Wolfgang Muenchau has it exactly right on European policy towards Turkey and refugees

Wolfgang Muenchau has written a powerful article in the Financial Times which accurately describes what many of us in Greece and Cyprus are feeling.


The EU had two assets I have always considered un­assailable, however much I may have questioned various decisions. The first is a lack of alternatives. How else can Europeans confront climate change, a refugee crisis or an over-assertive Russian president if not through the EU?

The second is the moral high ground. Compared with the majority of its member states, the EU is less corrupt, more principled and rules-driven. Whereas the world of national politics is full of tacticians out to seek short-term gain, the bloc manages a better mix of politics and policies. It builds broad coalitions and formulates strategic policy objectives. Its horizon extends beyond the life of a parliament.
                       
Within a few years those assets have been demolished. The mismanagement of the eurozone crisis made it possible to formulate a rational economic argument for an exit.

Then, on Friday the EU lost its other key asset. The deal with Turkey is as sordid as anything I have seen in modern European politics. On the day that EU leaders signed the deal, Recep Tayyip Erdogan, the Turkish president, gave the game away: “Democracy, freedom and the rule of law...For us, these words have absolutely no value any longer.” At that point, the European Council should have ended the conversation with Ahmet Davutoglu, the Turkish prime minister, and sent him home. But instead they made a deal with him — money and a lot more in return for help with the refugee crisis.

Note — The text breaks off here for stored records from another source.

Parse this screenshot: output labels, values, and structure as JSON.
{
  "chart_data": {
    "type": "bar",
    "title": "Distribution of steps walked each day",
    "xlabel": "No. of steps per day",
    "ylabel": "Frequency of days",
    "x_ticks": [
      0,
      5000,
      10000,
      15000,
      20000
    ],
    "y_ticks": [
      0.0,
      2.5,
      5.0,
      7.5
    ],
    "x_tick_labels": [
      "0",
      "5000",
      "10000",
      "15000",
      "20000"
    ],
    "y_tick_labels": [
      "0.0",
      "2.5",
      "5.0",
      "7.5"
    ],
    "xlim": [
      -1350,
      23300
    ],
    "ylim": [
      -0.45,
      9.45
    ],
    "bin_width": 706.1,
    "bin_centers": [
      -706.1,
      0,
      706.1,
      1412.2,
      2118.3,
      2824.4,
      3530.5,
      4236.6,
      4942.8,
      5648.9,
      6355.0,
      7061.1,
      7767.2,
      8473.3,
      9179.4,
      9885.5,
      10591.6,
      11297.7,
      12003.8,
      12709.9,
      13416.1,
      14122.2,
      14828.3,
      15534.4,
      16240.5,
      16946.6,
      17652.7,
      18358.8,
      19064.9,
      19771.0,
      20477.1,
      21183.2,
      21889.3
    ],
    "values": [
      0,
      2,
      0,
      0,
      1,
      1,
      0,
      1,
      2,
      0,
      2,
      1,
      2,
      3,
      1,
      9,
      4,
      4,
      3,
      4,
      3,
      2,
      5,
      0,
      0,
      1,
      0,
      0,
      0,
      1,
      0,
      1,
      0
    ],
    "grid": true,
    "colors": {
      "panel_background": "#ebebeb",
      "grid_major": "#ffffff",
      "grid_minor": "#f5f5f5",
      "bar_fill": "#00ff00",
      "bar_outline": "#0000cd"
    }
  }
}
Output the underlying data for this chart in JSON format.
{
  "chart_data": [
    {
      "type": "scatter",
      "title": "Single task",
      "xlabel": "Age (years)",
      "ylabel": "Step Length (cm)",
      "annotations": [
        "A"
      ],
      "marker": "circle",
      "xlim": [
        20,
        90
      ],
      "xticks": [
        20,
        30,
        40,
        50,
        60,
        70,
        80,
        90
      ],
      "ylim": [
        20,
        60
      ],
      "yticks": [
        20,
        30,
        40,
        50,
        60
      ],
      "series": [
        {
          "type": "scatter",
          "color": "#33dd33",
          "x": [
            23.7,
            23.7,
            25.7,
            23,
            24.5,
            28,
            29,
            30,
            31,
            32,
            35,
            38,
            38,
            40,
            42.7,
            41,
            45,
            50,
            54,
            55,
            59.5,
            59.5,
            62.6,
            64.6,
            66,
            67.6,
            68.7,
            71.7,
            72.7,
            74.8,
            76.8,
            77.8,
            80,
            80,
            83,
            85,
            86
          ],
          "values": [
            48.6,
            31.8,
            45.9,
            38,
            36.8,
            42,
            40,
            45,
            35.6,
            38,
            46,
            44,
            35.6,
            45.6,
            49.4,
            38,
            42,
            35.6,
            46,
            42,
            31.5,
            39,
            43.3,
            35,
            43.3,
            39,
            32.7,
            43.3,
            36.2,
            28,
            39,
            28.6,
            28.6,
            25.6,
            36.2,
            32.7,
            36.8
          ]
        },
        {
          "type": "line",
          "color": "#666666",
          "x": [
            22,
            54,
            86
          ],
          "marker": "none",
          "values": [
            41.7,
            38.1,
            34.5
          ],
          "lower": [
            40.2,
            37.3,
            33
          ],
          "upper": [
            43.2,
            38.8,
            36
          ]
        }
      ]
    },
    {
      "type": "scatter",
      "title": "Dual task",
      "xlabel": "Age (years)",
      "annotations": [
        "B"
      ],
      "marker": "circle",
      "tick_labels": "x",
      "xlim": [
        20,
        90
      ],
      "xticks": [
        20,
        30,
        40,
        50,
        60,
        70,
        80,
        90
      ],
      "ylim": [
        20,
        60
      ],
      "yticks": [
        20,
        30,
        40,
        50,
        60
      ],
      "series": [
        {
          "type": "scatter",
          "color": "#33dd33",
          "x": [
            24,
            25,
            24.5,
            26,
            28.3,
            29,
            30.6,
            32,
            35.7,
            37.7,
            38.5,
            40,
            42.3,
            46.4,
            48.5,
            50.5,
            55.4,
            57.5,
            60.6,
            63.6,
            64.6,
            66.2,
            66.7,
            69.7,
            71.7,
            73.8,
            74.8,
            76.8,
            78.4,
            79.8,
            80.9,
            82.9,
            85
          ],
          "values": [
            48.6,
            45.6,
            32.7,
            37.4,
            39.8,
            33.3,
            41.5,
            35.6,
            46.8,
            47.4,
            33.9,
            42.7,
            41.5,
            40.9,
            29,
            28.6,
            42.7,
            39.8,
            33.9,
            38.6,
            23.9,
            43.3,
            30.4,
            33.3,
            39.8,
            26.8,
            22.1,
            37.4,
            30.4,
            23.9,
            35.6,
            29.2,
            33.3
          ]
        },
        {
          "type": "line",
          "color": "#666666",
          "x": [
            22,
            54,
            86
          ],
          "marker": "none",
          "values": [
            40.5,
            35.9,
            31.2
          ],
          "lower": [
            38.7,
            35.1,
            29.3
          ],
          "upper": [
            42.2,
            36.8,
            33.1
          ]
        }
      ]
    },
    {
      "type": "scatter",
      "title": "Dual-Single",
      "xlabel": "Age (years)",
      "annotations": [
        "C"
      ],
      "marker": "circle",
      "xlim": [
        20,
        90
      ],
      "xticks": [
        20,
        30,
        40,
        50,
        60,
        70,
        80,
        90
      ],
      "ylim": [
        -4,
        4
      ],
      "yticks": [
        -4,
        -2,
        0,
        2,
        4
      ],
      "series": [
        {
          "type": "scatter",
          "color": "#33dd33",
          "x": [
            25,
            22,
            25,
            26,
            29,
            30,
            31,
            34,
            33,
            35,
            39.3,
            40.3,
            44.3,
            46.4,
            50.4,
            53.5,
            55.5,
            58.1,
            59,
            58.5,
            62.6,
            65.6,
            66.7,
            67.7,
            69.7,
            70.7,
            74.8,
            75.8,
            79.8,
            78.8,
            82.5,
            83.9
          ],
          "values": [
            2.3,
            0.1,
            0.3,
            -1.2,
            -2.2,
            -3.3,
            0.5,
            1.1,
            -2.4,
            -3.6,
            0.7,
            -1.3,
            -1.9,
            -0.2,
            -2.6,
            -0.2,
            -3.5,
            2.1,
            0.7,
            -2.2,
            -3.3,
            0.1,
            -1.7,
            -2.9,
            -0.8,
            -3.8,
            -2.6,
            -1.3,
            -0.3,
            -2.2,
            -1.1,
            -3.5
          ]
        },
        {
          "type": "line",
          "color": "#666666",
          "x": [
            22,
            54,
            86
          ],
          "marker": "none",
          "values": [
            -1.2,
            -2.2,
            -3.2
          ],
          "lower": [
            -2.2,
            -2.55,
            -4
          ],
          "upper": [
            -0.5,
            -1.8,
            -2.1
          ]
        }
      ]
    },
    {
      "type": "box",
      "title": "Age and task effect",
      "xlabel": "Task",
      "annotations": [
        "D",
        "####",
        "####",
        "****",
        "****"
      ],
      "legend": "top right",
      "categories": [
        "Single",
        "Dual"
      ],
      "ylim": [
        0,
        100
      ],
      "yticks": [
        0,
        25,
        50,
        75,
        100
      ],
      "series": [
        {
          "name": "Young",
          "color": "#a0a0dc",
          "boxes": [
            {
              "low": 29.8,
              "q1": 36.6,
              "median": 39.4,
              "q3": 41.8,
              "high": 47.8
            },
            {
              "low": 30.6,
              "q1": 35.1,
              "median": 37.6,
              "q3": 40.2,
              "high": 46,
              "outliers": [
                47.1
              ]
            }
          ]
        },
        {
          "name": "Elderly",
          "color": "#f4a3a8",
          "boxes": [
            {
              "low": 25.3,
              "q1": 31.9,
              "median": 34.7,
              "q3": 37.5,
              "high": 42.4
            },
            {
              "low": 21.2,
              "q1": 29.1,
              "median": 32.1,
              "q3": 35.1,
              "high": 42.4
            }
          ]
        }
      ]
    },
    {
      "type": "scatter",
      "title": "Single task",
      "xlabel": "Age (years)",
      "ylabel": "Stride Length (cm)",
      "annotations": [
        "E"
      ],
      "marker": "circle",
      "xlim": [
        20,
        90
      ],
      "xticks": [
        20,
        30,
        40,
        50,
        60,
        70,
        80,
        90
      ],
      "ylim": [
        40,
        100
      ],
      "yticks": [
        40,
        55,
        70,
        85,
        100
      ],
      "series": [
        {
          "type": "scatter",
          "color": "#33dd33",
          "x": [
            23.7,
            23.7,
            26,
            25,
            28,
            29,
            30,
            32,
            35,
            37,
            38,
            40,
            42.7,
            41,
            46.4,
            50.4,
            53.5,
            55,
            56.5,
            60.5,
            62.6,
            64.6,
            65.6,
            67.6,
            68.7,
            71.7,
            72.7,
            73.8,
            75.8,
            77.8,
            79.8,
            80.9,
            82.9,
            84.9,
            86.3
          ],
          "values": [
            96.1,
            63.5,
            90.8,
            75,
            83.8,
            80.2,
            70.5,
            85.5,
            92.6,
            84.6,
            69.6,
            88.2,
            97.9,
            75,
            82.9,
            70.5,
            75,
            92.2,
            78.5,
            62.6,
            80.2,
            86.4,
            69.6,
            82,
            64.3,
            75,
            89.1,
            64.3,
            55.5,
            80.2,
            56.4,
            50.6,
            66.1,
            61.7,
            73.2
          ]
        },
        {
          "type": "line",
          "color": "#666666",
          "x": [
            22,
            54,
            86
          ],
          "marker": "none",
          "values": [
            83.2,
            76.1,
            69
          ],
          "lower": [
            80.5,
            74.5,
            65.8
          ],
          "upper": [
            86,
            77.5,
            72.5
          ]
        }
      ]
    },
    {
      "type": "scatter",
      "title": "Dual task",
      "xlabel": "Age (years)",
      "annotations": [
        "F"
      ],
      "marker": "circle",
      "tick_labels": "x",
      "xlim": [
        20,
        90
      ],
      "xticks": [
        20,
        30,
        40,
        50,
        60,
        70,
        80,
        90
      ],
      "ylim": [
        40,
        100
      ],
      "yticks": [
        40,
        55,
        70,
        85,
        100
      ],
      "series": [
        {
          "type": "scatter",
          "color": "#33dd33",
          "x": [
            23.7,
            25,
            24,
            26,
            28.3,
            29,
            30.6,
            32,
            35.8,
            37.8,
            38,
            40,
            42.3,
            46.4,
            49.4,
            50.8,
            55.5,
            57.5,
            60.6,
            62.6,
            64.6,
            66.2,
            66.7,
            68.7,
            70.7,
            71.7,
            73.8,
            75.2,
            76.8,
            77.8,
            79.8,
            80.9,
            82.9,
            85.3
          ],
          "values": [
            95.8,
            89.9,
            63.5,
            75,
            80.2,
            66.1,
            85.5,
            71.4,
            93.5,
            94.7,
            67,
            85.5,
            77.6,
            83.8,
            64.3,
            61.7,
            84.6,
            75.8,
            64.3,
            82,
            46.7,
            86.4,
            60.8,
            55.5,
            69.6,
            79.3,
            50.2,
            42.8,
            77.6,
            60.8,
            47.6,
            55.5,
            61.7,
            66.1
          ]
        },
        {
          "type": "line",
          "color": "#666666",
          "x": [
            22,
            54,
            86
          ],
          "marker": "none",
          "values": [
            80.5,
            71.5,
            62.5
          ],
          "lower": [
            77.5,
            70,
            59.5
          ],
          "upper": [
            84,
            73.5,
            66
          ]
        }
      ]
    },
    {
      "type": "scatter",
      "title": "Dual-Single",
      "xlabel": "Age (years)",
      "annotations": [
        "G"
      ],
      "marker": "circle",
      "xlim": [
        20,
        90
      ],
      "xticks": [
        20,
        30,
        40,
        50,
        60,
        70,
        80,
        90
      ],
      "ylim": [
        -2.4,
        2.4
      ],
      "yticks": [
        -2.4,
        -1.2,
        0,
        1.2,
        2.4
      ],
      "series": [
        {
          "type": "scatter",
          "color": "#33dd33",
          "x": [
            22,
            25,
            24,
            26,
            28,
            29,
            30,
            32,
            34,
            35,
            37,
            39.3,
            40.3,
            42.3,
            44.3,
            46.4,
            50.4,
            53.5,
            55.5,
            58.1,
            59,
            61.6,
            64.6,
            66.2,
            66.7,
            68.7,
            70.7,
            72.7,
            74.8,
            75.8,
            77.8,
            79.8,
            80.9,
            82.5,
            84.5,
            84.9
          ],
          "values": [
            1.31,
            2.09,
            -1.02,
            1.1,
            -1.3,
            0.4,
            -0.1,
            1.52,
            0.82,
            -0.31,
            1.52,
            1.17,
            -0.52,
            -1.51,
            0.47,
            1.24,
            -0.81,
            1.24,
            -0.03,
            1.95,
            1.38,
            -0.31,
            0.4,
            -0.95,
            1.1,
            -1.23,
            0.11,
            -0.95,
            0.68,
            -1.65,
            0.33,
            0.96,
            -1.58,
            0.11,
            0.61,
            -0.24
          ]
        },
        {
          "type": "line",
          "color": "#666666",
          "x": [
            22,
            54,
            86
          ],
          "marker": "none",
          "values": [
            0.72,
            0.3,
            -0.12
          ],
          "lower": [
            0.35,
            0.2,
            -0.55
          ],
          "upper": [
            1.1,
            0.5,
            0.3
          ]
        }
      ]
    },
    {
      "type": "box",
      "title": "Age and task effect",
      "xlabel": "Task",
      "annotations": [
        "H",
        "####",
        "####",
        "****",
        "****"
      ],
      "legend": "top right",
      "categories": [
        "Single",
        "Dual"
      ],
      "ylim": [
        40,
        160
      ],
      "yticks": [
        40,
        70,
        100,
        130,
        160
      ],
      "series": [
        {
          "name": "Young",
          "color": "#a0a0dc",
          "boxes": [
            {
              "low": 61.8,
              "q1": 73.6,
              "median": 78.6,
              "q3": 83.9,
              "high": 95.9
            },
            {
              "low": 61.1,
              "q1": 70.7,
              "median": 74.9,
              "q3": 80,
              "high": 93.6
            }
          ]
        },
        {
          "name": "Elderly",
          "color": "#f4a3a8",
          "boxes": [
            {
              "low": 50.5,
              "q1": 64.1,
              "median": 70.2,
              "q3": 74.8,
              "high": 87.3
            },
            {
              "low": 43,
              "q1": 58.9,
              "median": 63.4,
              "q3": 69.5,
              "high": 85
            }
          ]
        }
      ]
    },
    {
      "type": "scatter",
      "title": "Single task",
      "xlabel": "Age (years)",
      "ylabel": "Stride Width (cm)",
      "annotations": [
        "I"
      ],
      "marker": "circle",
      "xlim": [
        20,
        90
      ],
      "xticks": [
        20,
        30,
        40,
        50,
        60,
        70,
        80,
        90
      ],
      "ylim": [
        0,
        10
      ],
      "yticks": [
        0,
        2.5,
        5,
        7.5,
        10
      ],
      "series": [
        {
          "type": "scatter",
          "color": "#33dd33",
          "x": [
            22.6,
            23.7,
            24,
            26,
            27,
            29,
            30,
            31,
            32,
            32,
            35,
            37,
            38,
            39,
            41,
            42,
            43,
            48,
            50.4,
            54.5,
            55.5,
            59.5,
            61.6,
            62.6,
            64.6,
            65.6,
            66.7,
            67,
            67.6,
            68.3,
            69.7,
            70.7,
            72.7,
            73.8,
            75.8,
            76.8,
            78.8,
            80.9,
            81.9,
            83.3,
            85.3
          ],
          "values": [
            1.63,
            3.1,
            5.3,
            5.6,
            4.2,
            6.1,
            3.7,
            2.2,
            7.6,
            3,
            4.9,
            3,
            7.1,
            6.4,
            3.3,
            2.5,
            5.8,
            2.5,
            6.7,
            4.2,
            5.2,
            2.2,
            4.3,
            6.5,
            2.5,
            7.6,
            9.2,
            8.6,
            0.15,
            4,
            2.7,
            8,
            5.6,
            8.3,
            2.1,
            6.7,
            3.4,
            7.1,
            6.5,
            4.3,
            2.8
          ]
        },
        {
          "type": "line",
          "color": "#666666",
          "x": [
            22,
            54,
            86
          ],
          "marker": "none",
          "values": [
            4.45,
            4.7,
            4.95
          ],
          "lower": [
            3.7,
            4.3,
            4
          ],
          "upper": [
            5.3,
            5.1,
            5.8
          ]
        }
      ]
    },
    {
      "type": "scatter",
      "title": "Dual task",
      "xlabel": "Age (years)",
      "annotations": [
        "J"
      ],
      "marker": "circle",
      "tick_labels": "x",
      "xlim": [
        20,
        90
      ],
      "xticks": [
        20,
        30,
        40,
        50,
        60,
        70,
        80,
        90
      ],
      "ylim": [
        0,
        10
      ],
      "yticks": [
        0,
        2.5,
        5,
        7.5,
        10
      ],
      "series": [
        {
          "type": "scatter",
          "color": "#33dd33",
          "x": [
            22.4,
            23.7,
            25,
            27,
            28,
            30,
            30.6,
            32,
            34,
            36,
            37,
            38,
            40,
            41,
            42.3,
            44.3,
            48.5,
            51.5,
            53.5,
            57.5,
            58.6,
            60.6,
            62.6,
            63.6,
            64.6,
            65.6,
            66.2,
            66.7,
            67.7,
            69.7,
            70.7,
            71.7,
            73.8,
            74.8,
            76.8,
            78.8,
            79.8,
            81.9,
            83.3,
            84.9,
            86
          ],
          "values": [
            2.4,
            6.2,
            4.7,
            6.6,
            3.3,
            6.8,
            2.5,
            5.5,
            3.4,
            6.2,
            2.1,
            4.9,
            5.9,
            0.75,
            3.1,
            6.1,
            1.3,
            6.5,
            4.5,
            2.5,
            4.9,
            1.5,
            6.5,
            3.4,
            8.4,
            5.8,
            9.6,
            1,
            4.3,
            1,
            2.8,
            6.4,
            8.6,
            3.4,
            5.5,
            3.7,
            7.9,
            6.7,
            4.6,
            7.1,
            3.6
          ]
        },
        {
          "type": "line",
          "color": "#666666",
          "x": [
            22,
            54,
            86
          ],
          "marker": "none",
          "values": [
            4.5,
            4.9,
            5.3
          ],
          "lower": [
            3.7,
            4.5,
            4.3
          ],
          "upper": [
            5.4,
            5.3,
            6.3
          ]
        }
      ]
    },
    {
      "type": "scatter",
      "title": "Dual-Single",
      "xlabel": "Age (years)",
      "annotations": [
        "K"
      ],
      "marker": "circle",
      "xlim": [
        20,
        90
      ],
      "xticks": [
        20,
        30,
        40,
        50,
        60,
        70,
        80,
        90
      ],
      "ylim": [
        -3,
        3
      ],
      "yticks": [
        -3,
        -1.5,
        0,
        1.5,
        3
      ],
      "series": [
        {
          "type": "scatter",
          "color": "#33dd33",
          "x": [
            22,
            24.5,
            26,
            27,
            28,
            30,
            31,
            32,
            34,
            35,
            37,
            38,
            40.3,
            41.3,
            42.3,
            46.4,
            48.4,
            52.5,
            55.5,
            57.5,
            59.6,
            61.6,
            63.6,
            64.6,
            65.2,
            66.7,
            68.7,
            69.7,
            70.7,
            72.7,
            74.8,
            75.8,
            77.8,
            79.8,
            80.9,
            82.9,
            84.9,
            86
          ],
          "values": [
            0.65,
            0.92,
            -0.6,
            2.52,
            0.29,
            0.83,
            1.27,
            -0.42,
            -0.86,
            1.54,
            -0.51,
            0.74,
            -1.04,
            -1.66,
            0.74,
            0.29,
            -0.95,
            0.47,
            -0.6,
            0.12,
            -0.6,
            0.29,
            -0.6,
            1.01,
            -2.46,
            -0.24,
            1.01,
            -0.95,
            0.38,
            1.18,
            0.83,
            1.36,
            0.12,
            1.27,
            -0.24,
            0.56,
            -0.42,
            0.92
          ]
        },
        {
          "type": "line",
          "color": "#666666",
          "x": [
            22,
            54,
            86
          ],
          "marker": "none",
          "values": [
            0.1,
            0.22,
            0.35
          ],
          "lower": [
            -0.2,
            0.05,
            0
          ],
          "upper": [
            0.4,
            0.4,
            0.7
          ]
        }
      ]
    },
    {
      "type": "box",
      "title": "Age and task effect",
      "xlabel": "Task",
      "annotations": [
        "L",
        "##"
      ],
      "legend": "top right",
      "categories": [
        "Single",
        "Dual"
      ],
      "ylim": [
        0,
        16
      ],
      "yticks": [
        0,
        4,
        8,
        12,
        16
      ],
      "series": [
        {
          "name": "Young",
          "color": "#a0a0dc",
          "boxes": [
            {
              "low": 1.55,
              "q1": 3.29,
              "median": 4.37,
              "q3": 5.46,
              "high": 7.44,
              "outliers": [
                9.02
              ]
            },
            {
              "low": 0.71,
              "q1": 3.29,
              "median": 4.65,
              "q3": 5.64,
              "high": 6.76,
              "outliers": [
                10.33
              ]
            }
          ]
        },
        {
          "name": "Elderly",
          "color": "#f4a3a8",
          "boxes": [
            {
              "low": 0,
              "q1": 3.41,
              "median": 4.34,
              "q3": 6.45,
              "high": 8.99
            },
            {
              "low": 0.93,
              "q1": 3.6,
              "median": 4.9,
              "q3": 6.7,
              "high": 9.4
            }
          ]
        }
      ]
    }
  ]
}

I find it interesting to what extent the European Commission has been bending over backwards to accommodate Angela Merkel's decision to open Germany's borders last year. Once again, another European decision is being made which:
  • Contradicts earlier decisions and international treaties.
  • Rewards Turkey for illegal activities occurring on its own soil, that the country has made few substantive attempts to interdict. I refer here to human trafficking, smuggling and the vast and obvious commercial presence built up around the process of moving hundreds of thousands of refugees and migrants at key points on Turkey's Aegean coastline.
  • Ignores the very visible human trafficking and smuggling operations on Turkish and Greek soil, instead deploying a bureaucracy-heavy mechanism to address a problem without understanding its commercial basis. 
  • Rewards Turkey by re-opening accession chapters, despite the fact that Turkey is--according to UN decision and international law--militarily occupying the territory of an EU Member State (Cyprus), which it also refuses to recognise. 
  • Promises visa-free travel for Turkish citizens into Europe without even the semblance of a democratic decision among European voters.
As Muenchau writes, this deal is both sordid and probably cannot be implemented. And it definitely calls into question why sovereignty should be shared, given the repeated, biased and catastrophic errors in European policy-making.